An unmanned aircraft took to the skies recently over a plot of land about three miles north of Carrington, N.D.
The fights on May 5 and 9 were practice runs for a research project set to unfold this summer. One of the aircraft’s main tasks doesn’t sound exciting, but watching crops grow from the air could be the next biggest advancement in agriculture.
These flights at the North Dakota State University Research Extension Center signify the start of research into the uses of unmanned aerial systems in the state.
North Dakota is one of six states designated as UAS test sites by the Federal Aviation Administration and the first state authorized to have an operating site.
The flights also mark the beginning of a research partnership between NDSU and UND, whose UAS flight team operates the unmanned aircraft called a Draganflyer.
“We’ll be using the two strengths of both programs to advance this technology,” said center director Blaine Schatz.
The research mission at Carrington — located 45 minutes northwest of Jamestown — will focus on agriculture with both crop and livestock monitoring avenues being explored.
The recent flights at the research center were less about collecting data and more about the pilots acclimating to the area under examination.
“We were doing what’s called a functional check flight,” said Trevor Woods, a UAS instructor for UND.
The Draganflyer resembles a small helicopter with four propellers and operates with a crew of three people: a pilot, payload operator and an observer.

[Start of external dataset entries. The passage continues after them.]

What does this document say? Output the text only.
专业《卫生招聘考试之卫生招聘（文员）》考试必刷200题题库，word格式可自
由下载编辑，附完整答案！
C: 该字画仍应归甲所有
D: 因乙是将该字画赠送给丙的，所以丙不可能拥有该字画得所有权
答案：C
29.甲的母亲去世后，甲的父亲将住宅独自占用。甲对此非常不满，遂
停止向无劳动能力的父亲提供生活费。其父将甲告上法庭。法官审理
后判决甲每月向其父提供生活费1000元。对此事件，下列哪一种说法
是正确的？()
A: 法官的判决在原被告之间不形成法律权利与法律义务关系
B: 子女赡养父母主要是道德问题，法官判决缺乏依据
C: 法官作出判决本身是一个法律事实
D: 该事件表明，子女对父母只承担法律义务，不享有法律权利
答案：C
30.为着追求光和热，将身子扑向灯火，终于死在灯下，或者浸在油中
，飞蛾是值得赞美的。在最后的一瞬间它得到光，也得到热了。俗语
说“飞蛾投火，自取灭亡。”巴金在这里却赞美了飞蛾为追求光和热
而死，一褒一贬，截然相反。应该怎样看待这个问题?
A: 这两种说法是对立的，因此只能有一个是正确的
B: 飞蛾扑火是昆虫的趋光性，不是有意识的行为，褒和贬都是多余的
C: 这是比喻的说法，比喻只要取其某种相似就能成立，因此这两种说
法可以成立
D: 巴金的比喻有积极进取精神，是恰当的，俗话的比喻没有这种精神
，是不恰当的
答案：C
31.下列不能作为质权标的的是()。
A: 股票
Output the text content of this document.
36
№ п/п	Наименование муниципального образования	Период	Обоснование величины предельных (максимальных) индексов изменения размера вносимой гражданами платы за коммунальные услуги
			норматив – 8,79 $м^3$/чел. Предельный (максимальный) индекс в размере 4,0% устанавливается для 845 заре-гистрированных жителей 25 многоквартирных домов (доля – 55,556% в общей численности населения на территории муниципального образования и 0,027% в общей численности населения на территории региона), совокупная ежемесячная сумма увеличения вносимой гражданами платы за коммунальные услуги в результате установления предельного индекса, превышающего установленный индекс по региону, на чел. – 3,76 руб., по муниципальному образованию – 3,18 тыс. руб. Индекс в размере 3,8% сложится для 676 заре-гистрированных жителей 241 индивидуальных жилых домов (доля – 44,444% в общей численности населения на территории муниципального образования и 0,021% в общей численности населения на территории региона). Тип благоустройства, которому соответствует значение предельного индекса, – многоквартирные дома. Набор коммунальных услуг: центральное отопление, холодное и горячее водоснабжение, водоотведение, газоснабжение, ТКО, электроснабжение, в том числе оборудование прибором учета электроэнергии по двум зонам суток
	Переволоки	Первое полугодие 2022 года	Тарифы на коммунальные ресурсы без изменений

While the pilot flies the aircraft, the observer —required by the FAA —watches for other aircraft or hazards.
The payload operator monitors data transmissions from the UAS. Payload refers to the data transmitted from the aircraft.
The same brand of aircraft has been used by UND in conjunction with law enforcement in the region.
“Given our experience with the system, it was a logical choice to use for this first project at the test site since we already had trained pilots,” Woods said. Risk mitigation and UND dispatch procedures also were established for that type of unmanned aircraft.
The test flights were successful though there were a few bumps involving the payload but those problems were resolved, Woods said.
This coming week, the aircraft is expected to be back in the skies. Schatz and Woods say the group is aiming for weekly flights.
“We’re going to try to fly every week till the funding runs out,” Woods said.
The recent soggy weather in the region has limited planting on the research center’s land but Schatz said the UAS will have plenty to observe once things are in full swing.
Using cameras, the Draganflyer will collect data on the cattle and more than 25 crops grown on 1,300 acres — about two square miles — of land owned by the center.
On average, research center staff members conduct about 375 field experiments each year, according to Schatz.
Instead of creating new experiments for the UAS, the aircraft will observe activities already taking place.
“It’ll be capturing from the air what is already going on on the ground,” Schatz said.
For example, cameras mounted on the aircraft will collect data on crops at different stages of growth.
“The cameras will see the fields at different spectrums of light that may assist the researchers in spotting diseases or when to add fertilizer,” Woods said.
UAS also could be utilized by livestock owners to monitor pasture development or keep track of in large herd populations.
Other agricultural uses for unmanned aircraft will likely pop up as the research progresses, according to Schatz.
“I anticipate we’re going to indentify applications that aren’t even on our radar,” he said.